Prescott’s Greenways are scenic, but do residents want to use them?
City kicks off revitalization of the downtown creek trail system
Foreboding, seedy, inhospitable.
These are just a few of the negatives used this past week to describe one of downtown-Prescott’s most prominent features — its creeks.
At the same time, local residents and community leaders also appear to agree that the winding, shady creek beds should be a strength for the downtown. Other words that have come up in the discussions have included “asset” and “unlimited potential.”
The Prescott Greenways — a trail system that follows Granite and Miller creeks through the downtown area — have long generated mixed emotions in the community.
While the trails are undoubtedly scenic and tranquil, they also have consistently produced worries about safety.
Grant Quezada of the Prescott Area Young Professionals Advisory Committee summed up concerns about the Greenways during a presentation to the Prescott City Council this past week.
“From the top view down, it looks a little seedy,” he said of the creek-side trails. Although Quezada grew up in Prescott, he said he had never walked the Greenway Trails until recently, when a group of Prescott Area Young Professionals members walked it together.
Although “not as unsafe as we thought it would be,” Quezada said the group’s consensus was that the Greenways were “not really well taken care of, and not really inviting.”
A new effort by a City of Prescott committee aims to change that in the coming months.
The Granite Creek Corridor Revitalization Committee conducted its first meeting about a month ago, and City Manager Michael Lamar said the goal of the group is to eliminate some of the Greenways’ persistent issues.
Lamar maintains that the stretch of Granite Creek running from about El Gato Azul on Goodwin Street to Granite Creek Park “has a tremendous amount of assets, and this is one that’s been under-utilized. I think it has unlimited potential.”
Lamar also walked the Greenway Trails recently, and he agreed that certain sections can seem uninviting. “A couple of the underpasses are a little foreboding,” he said, noting that the presence of panhandlers can be intimidating for trail users.
The charge of the new working group is to identify the Greenways’ issues, and come up with ideas to deal with them. Lamar says better lighting, new signage, cleared-out brush, and trash clean-ups all could help to improve the trails.
Kristy Everson, co-owner of Mandalay Homes, chairs the committee, and agreed that the creeks should be better utilized.
“We want to make the whole river something that’s an asset for the community,” Everson said. “It feels like we’re missing an opportunity.”
Among the issues facing the Greenways are the limited access points for getting onto and off of the trail.
Quezada listed that as one of the reasons the Greenways can feel unsafe. Once someone is on the trail, the series of chain-link fences along the route can make it difficult to get out, he said.
Another issue relates to handicap accessibility, which is almost non-existent on the trails.
Everson and city officials met this past week with Fred Veil, executive director of Sharlot Hall Museum, to discuss a possible improvement to the concrete ramp that leads down to the trail from the parking lot for Sharlot Hall’s archives building.

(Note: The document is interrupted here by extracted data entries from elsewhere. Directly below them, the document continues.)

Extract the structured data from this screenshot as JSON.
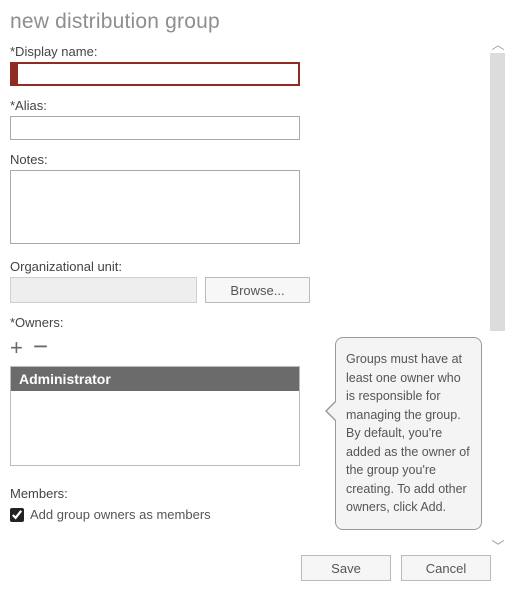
{
  "title": "new distribution group",
  "fields": {
    "display_name_label": "*Display name:",
    "display_name_value": "",
    "alias_label": "*Alias:",
    "alias_value": "",
    "notes_label": "Notes:",
    "notes_value": "",
    "org_unit_label": "Organizational unit:",
    "org_unit_value": "",
    "browse_label": "Browse...",
    "owners_label": "*Owners:",
    "owners_list": [
      "Administrator"
    ],
    "members_label": "Members:",
    "add_owners_checkbox_label": "Add group owners as members",
    "add_owners_checked": true
  },
  "tooltip": "Groups must have at least one owner who is responsible for managing the group. By default, you're added as the owner of the group you're creating. To add other owners, click Add.",
  "buttons": {
    "save": "Save",
    "cancel": "Cancel"
  },
  "icons": {
    "plus": "+",
    "minus": "−",
    "up": "︿",
    "down": "﹀"
  }
}
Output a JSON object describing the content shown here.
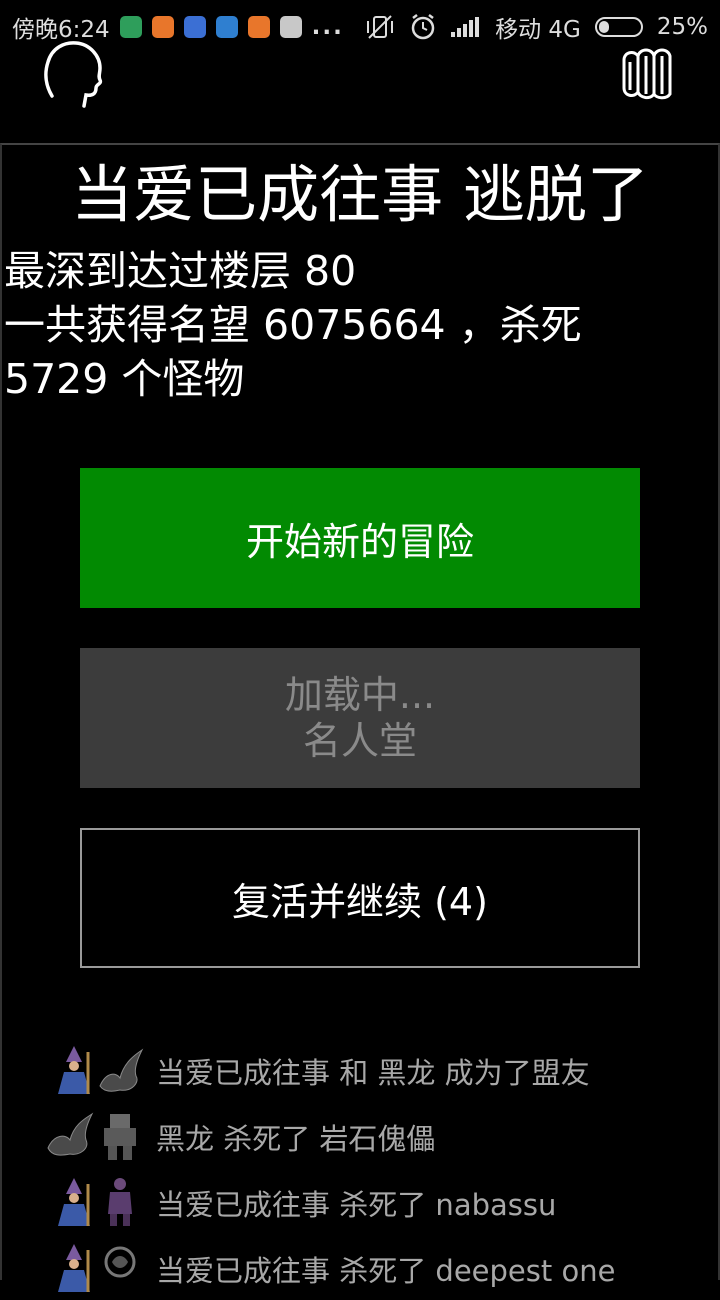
{
  "status_bar": {
    "time": "傍晚6:24",
    "more": "...",
    "carrier": "移动 4G",
    "battery_percent": "25%",
    "battery_level": 0.25,
    "app_icons": [
      "shield-app-icon",
      "chat-app-icon",
      "bird-app-icon",
      "doc-app-icon",
      "chat-app-icon",
      "play-store-icon"
    ],
    "app_colors": [
      "#2e9e5b",
      "#e8762b",
      "#3b6fd4",
      "#2f7fd0",
      "#e8762b",
      "#c8c8c8"
    ]
  },
  "header": {
    "title": "当爱已成往事 逃脱了"
  },
  "stats": {
    "line1": "最深到达过楼层 80",
    "line2": "一共获得名望 6075664 ，杀死",
    "line3": "5729 个怪物"
  },
  "buttons": {
    "new_adventure": "开始新的冒险",
    "hall_loading": "加载中...",
    "hall_of_fame": "名人堂",
    "revive": "复活并继续 (4)"
  },
  "colors": {
    "primary_button": "#028a02",
    "disabled_button": "#3c3c3c",
    "log_text": "#a8a8a8"
  },
  "log": [
    {
      "text": "当爱已成往事 和 黑龙 成为了盟友",
      "icons": [
        "wizard-sprite-icon",
        "black-dragon-sprite-icon"
      ]
    },
    {
      "text": "黑龙 杀死了 岩石傀儡",
      "icons": [
        "black-dragon-sprite-icon",
        "stone-golem-sprite-icon"
      ]
    },
    {
      "text": "当爱已成往事 杀死了 nabassu",
      "icons": [
        "wizard-sprite-icon",
        "nabassu-sprite-icon"
      ]
    },
    {
      "text": "当爱已成往事 杀死了 deepest one",
      "icons": [
        "wizard-sprite-icon",
        "deepest-one-sprite-icon"
      ]
    }
  ]
}
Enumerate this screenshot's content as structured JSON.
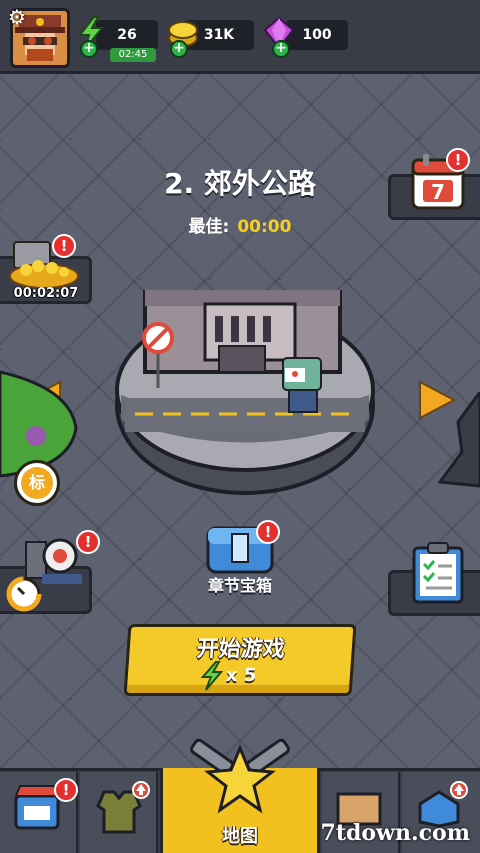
{
  "header": {
    "energy": {
      "value": "26",
      "timer": "02:45",
      "icon": "lightning-icon"
    },
    "coins": {
      "value": "31K",
      "icon": "coin-icon"
    },
    "gems": {
      "value": "100",
      "icon": "gem-icon"
    }
  },
  "stage": {
    "title": "2. 郊外公路",
    "best_label": "最佳:",
    "best_value": "00:00"
  },
  "left_panel": {
    "gold_timer": "00:02:07",
    "tag_label": "标"
  },
  "chest": {
    "label": "章节宝箱"
  },
  "start_button": {
    "label": "开始游戏",
    "cost": "x 5"
  },
  "nav": {
    "active_label": "地图"
  },
  "badge_mark": "!",
  "watermark": "7tdown.com",
  "colors": {
    "accent": "#f4c92a",
    "badge": "#e53030",
    "panel": "#3a3d48",
    "plus": "#2fb34a"
  }
}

Everson pointed out that the existing ramp is too steep to be usable for wheelchairs. But, she said, the area has potential for making the ramp more gradual.
While the trail itself probably would not be handicap accessible because of its rough dirt surface, Everson said a sitting area near the ramp could allow wheelchair users to experience the creek-side atmosphere.
One concern that arose was the possibility that trail users would use the museum’s parking spaces, which are already spoken for.
Although the Greenways are currently attracting heightened interest, much of the system has been in place for decades.
Michael Byrd, executive director of the Prescott Creeks organization and a member of the city’s new revitalization committee, said the 1980s-era creation of the first Greenways Trails served as the impetus for the formation of Prescott Creeks.
The Greenways “have really come a long way,” he said.
While revitalization efforts have come and gone over the years, Byrd said he was pleased when he got the call notifying him of the new committee.
The key to the effort will be to find a way to better develop the Greenways while retaining the creeks’ environmental qualities, Byrd said. “It’s going to be tricky, but I’m excited this has come up,” he said.